A la fin de "No Man's Land", le colonel anglais de la Forpronu constate son impuissance à venir en aide au Bosniaque couché sur la mine et annonce une conférence de presse à 22 heures 30 "qui expliquera tout". La Forpronu vous a-t-elle effectivement semblée plus préoccupée par les médias occidentaux que par le conflit ?

Bien sûr. Soyons clairs : la Forpronu n'était pas là pour nous rendre service, mais pour servir l'image des grandes puissances occidentales et principalement des Etats-Unis, de l'Angleterre, de l'Allemagne et de la France. Il suffit de lire les accords de Dayton pour s'en rendre compte : ces accords étaient une façon de redorer le blason des Nations Unies et certainement pas de régler le conflit. A Dayton, les Nations Unies ont porté les nationalismes au pouvoir en prétendant établir une situation démocratique. Essayez d'appliquer ces accords en France : vous aurez une guerre dans les trois jours qui suivront. Et pour cause : ils sont inapplicables.

Dans "No Man's Land", l'attitude de la journaliste interprétée par Katrin Cartlidge est assez ambivalente : elle semble à la fois révulsée par le comportement des autorités de la Forpronu et soucieuse d'exploiter la à des fins personnelles. Quel regard portez-vous sur l'action des médias occidentaux pendant la guerre ?

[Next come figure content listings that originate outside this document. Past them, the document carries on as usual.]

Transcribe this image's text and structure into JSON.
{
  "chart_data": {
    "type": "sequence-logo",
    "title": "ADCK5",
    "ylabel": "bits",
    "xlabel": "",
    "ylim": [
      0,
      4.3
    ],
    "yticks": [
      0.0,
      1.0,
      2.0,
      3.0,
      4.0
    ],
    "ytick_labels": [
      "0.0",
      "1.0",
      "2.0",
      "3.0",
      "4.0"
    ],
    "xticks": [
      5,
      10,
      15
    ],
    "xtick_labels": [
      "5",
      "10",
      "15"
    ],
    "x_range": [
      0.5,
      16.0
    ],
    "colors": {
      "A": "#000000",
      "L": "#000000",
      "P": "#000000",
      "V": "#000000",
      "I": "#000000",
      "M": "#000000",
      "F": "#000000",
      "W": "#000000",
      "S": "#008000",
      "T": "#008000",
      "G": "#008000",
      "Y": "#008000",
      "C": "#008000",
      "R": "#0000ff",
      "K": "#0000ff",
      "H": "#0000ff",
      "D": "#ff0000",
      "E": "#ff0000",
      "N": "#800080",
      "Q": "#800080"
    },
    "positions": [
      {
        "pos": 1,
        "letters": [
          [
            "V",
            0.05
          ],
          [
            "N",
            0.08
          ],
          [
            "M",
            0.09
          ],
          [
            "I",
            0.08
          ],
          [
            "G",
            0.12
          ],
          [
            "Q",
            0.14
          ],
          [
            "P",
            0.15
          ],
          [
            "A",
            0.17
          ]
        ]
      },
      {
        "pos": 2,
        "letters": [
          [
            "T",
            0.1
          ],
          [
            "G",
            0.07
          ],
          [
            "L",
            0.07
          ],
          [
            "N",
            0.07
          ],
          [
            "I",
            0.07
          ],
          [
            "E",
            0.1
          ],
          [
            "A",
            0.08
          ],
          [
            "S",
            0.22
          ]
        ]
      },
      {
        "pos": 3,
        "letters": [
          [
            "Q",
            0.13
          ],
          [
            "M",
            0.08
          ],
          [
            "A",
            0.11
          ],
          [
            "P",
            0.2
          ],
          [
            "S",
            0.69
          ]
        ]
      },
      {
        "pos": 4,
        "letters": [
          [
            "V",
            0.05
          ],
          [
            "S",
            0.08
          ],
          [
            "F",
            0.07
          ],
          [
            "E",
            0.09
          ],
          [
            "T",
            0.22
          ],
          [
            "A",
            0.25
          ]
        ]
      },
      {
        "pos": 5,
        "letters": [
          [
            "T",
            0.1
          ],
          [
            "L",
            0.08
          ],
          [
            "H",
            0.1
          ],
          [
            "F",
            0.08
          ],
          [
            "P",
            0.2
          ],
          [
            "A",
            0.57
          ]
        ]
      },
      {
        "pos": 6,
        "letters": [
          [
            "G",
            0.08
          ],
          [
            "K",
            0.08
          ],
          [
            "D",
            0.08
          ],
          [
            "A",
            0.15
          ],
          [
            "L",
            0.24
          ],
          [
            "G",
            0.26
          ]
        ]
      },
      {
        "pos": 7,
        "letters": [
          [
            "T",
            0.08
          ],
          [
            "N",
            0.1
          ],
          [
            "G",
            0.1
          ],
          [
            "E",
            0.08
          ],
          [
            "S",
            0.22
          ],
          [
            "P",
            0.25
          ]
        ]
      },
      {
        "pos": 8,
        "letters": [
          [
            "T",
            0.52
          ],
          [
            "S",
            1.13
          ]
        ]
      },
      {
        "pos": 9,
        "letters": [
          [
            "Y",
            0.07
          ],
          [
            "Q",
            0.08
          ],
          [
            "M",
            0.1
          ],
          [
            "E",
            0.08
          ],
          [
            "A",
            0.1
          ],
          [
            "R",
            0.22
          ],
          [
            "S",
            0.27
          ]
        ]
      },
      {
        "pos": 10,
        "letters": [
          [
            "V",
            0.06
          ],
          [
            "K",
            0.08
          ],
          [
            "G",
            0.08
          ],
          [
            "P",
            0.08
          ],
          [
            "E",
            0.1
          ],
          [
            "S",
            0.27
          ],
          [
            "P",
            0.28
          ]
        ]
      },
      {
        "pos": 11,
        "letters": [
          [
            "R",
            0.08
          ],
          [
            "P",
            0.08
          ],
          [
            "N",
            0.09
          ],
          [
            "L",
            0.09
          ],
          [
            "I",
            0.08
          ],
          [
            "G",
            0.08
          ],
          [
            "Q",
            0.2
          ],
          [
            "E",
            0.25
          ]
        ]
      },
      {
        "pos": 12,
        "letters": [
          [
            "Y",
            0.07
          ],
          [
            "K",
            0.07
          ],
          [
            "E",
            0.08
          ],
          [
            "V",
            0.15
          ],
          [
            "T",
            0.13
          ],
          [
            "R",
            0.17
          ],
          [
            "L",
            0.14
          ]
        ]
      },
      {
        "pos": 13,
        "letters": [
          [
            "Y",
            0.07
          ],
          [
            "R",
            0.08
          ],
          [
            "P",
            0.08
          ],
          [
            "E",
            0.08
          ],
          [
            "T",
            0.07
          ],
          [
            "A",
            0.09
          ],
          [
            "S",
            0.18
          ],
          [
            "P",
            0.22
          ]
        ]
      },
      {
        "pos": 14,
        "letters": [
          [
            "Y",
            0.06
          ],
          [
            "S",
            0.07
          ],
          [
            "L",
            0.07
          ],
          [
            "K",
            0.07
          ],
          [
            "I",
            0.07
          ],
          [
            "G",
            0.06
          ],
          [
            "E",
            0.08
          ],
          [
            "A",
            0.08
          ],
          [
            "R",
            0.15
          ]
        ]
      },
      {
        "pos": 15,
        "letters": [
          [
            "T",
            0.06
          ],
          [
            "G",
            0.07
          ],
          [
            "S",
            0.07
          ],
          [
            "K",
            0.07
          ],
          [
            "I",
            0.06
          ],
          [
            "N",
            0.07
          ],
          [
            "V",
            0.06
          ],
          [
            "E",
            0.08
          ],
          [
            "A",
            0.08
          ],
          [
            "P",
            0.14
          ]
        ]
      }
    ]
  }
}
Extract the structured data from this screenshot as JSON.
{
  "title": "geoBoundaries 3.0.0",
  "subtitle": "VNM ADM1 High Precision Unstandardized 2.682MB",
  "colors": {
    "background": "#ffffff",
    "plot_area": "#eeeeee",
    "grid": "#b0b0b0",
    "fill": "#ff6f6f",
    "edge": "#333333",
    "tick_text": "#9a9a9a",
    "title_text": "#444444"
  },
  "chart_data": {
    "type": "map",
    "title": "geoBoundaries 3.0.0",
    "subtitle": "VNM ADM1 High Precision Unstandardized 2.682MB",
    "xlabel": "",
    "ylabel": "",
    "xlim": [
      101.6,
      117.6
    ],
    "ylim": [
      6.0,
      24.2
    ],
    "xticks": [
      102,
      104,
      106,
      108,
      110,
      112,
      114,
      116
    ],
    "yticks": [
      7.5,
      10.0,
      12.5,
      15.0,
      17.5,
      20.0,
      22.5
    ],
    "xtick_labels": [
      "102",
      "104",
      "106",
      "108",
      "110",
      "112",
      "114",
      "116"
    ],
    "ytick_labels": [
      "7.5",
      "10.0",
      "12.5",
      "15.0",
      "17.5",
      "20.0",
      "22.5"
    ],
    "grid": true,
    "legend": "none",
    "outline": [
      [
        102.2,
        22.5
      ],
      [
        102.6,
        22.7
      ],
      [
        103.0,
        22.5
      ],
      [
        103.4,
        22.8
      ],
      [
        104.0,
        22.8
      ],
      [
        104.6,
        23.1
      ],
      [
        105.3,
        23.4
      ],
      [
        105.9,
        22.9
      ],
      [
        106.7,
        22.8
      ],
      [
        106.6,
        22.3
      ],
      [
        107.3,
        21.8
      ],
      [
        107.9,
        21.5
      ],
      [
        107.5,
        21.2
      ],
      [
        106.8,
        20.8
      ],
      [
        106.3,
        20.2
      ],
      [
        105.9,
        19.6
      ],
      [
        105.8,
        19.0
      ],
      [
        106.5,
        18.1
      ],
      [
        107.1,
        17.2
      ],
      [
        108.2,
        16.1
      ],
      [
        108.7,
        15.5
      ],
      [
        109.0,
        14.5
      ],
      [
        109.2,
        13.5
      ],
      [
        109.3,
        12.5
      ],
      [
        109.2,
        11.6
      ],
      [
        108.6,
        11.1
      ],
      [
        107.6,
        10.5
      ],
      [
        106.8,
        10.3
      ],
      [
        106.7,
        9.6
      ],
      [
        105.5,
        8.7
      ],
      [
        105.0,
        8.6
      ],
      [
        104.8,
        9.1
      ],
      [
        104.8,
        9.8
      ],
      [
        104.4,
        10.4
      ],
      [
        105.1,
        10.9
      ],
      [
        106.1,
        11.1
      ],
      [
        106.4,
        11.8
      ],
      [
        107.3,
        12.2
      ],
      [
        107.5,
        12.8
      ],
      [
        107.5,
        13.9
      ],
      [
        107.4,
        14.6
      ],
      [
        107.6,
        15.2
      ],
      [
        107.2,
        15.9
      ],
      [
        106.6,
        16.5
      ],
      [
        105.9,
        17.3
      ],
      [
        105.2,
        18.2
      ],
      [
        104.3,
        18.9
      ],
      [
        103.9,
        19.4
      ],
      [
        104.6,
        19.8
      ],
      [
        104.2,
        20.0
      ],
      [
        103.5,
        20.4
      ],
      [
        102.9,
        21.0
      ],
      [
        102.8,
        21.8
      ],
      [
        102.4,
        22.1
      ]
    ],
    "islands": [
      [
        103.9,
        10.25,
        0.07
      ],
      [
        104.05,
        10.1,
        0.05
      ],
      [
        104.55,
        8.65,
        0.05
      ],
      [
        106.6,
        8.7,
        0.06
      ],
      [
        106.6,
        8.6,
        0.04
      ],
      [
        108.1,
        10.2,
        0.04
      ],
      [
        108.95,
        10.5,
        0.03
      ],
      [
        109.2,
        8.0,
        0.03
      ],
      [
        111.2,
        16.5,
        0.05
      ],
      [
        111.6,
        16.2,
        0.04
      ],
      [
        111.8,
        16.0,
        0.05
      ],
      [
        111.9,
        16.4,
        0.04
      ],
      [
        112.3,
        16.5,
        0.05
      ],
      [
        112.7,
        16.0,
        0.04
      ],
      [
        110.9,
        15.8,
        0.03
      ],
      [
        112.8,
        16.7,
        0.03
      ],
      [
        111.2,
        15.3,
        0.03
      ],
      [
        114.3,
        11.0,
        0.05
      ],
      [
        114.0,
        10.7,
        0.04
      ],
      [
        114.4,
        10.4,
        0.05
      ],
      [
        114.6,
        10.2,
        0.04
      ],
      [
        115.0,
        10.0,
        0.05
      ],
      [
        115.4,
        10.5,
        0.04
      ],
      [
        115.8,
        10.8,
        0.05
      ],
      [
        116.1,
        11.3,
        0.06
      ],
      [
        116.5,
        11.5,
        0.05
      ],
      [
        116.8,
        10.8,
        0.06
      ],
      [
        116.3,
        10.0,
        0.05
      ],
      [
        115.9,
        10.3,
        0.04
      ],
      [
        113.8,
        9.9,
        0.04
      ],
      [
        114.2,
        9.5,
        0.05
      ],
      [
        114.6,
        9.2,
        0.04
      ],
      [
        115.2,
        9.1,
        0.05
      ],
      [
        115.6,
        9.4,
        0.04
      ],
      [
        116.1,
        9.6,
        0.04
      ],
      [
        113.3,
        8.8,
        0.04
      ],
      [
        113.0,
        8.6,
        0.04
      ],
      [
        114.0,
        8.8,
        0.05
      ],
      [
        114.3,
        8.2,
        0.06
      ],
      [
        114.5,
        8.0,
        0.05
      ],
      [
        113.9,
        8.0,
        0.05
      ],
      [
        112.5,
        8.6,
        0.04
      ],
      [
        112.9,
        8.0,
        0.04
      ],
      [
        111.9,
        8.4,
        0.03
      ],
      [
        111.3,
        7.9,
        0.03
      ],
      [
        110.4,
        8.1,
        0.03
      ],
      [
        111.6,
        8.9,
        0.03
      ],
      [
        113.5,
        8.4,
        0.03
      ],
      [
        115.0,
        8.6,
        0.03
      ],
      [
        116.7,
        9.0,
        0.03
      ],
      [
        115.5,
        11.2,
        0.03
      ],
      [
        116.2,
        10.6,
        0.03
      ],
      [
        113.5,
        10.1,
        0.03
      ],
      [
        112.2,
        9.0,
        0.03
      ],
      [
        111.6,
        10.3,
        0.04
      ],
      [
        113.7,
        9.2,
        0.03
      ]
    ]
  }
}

C'est l'éternelle question qui tend à savoir ce qu'un journaliste doit faire quand il se retrouve devant un blessé : le filmer ? L'amener à l'hôpital ? Le filmer puis l'amener à l'hôpital ?… Il n'y a pas de réponse. Devant une telle situation, certains se montreront très professionnels, d'autres très humains. Je n'ai pas été spécialement choqué par l'attitude des journalistes présents sur le terrain. Bien sûr que nombre d'entre eux rêvaient de mettre à profit leur couverture du conflit pour devenir aussi célèbres que leurs homologues de CNN. Mais c'est humain. Ce qui m'a surtout choqué, c'est la hierarchie qui a présidé à l'exploitation de leur travail par les journaux télévisés du monde entier : une grenade blessant un soldat anglais ou français de la Forpronu était jugée cent fois plus importante que mille grenades tuant plusieurs dizaines de civils dans la ville.

Vous aviez déjà conscience de cela pendant le conflit ?

A Sarajevo, nous avions très peu de moyens de communication. L'une des très rares émissions que nous pouvions voir proposait un montage des programmes étrangers qui étaient consacrés au conflit. A la vue de cette émission, nous avions naïvement l'impression que le monde entier pensait à nous, que la vie s'était partout arrêtée, que les gens passaient leurs journées à manifester pour demander la fin des hostilités et exiger de leurs dirigeants qu'ils interviennent dans ce sens… Quand je suis sorti de Sarajevo, j'ai eu un choc terrible. Ce fut la journée la plus éprouvante de ma vie : tout d'un coup, j'ai compris que la vie continuait, que les gens se promenaient, qu'ils se prélassaient sur les plages, qu'ils tombaient encore amoureux... C'est idiot à dire, mais cela m'a foudroyé. C'est idiot à dire car il était tout à fait compréhensible que vous ayez continué à vivre normalement. C'est ce que je fais moi-même aujourd'hui. Alors que nous discutons tranquillement tous les deux, les Russes commettent des atrocités en Tchétchénie. Nous le savons, mais nous continuons à discuter tranquillement.